Advanced breast cancer drug receives US marketing approval

Published: 15-Mar-2017

Astex and Novartis' Kisqali receives FDA approval as a first-line treatment for HR+/HER2- advanced breast cancer with an aromatase inhibitor

Novartis has received FDA marketing approval for Kisqali (ribociclib) plus an aromatase inhibitor, as a first-line treatment in post-menopausal women with hormone receptor positive, human epidermal growth factor receptor-2 negative (HR+/HER2-) advanced breast cancer.

The company is the long-standing pharmaceutical collaborator of Astex Pharmaceuticals, a pharmaceutical company dedicated to the discovery and development of novel small molecule therapeutics for oncology and diseases of the central nervous system.

The partnership was struck to discover cell cycle inhibitors which represented a novel class of compounds that target the mechanisms of cell division to prevent or interfere with cancer growth.

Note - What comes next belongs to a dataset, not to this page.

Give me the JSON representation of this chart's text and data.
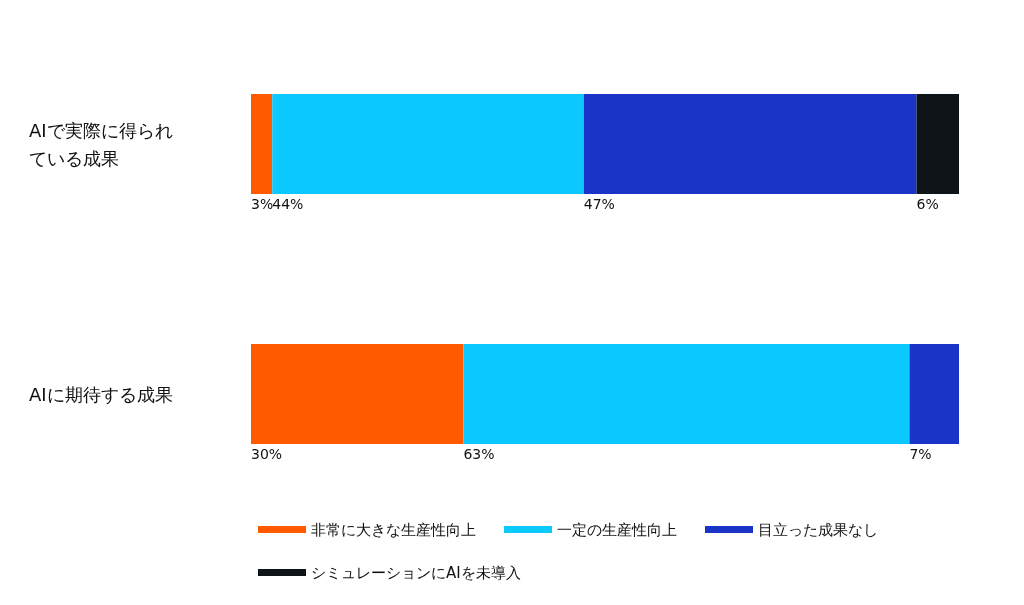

The combination of Kisqali plus letrozole reduced the risk of disease progression or death by 44%.

Astex scientists at the company’s research laboratories in Cambridge (UK) solved the crystal structure of the key cancer target protein CDK4.

Working with Novartis at the Novartis Institutes for BioMedical Research, Astex applied its structure-based drug discovery technology to discover Kisqali, then known as LEE011.

Kisqali is a selective cyclin-dependent kinase inhibitor, a class of drug that helps slow the progression of cancer by inhibiting two proteins (CDK4 and CDK6) which, if over-activated, can enable cancer cells to grow and divide quickly.

In trials, the combination of Kisqali plus letrozole reduced the risk of disease progression or death by 44% compared to letrozole alone. Patients who took Kisqali plus letrozole saw their tumour size shrink by at least 30%.